What happens the first time you try a new selling or management technique? It’s usually uncomfortable and doesn’t go as smoothly as it did in the class/coaching session or how you imagined it would go. Often you come away feeling bad. There are physiological reasons for this discomfort and awkwardness.
When you see or hear something new, your brain goes through a conscious process of evaluating whether that new behavior has any potential payoff, and you form an expectation of what might happen next. It’s the “self talk” we all do to weigh the pros and cons, and then comment (to ourselves) on how the new idea is like, or not like, something we already know about(whether good or bad). Most of this happens in the unconscious part of our mind.
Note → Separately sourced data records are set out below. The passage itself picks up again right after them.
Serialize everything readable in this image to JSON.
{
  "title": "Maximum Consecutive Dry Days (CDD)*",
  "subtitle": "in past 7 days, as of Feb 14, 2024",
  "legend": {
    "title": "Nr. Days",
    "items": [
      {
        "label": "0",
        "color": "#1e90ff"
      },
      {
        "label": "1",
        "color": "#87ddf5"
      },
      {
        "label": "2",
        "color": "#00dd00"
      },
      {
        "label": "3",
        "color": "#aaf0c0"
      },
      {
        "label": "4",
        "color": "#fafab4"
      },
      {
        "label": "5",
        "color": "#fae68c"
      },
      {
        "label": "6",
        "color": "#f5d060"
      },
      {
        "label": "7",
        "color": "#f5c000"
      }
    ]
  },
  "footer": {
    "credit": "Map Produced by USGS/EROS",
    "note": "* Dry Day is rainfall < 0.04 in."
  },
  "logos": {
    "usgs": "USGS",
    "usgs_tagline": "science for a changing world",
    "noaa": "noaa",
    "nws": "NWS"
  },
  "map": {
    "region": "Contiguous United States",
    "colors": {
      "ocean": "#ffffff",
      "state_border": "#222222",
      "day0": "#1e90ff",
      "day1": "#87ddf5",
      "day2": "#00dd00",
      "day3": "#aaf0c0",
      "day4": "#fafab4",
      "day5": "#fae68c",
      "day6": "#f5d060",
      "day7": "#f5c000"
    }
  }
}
At the same time, and at a much faster rate, our brain performs a self test to see how well this new idea would fit with all the pre-existing patterns in the unconscious part of our brain. If there is a conflict, we get an uncomfortable gut feeling or hear our inner voice say something like,”No way!” usually before we’ve completed the conscious evaluation. If the warning is loud enough, we usually say, “That might work for them,” or, “Maybe in another industry, but that’s not going to work for me,” and we drop the idea and move on.
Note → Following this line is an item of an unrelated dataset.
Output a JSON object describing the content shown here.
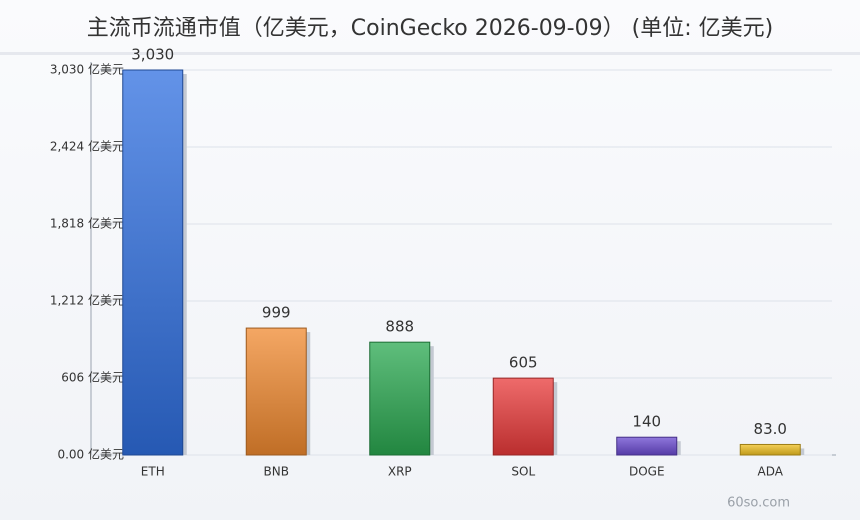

If it’s only slightly uncomfortable, we might say, “I need to do better and this could work.” Then there is an opportunity for change. So what’s really going on in our head? To ensure survival, the brain primarily operates using unconscious information. Rather than evaluate every interaction with the world as if it is a new event, the brain reacts efficiently and reliably to most events. The brain reacts through neural pathways called basal ganglia. These networks grow every time we use them. The brain acts efficiently by following the pathways that are used most often.
Change happens when we make a decision to leave our comfort zone (the comfortable and most used pathways in our brain) and consciously take (make) a new path. High performing sales professionals regularly learn a new idea, try it, feel uncomfortable, but carry it through with a conscious decision rather than follow their unconscious promptings.
Sales pros often tell us about a special moment when they did something on a sales call that felt risky, even dangerous. Usually this happens when they consciously decide that if they want different results, they will have to try different (and sometimes uncomfortable behaviors).These aren’t instant miracles. These are the first steps in a path to change the neural pathways in the brain.